Julia Hagen © Denis Allard

Grande soirée de musique française donc, qui aura aussi offert de retrouver Julia Hagen en soliste du Concerto pour violoncelle n°1 de Saint-Saëns : une interprétation de grande tenue où la virtuosité fuyait l’extériorité, autant que l’expressivité le sentimentalisme sucré dont les envolées lyriques de l’Opus 33 souffrent parfois. La subtilité et l’intelligence de la battue d’Altinoglu ont quant à elles beaucoup contribué à la réussite de la jeune artiste autrichienne.
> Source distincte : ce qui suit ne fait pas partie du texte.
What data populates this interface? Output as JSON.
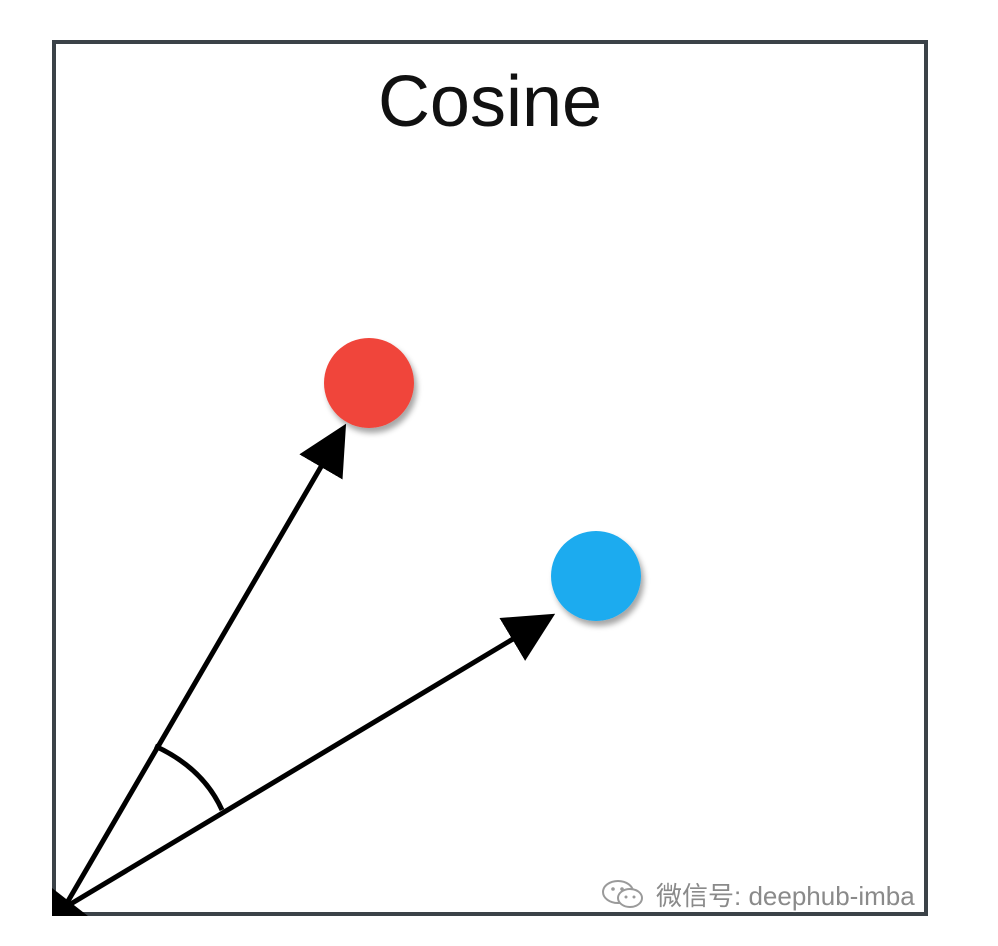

Un vœu pour conclure : que l’Orchestre de Paris refasse appel vite – et plus souvent ! – à l’un de nos plus grands chefs.
 
Alain Cochard
 

Paris, Philharmonie, 17 décembre 2025
 
 
(1) Le 1er Grand Prix 1900 revint à Florent Schmitt, le second à Aymé Kunc
 
(2) Le terme inédit, n’est pas absolument exact car l’on sait que, avant de tomber dans l’oubli, la partition fut donnée au Conservatoire de Paris, en petit comité (Fauré était présent), le 7 avril 1902, par un orchestre placé sous le direction de Paul Taffanel.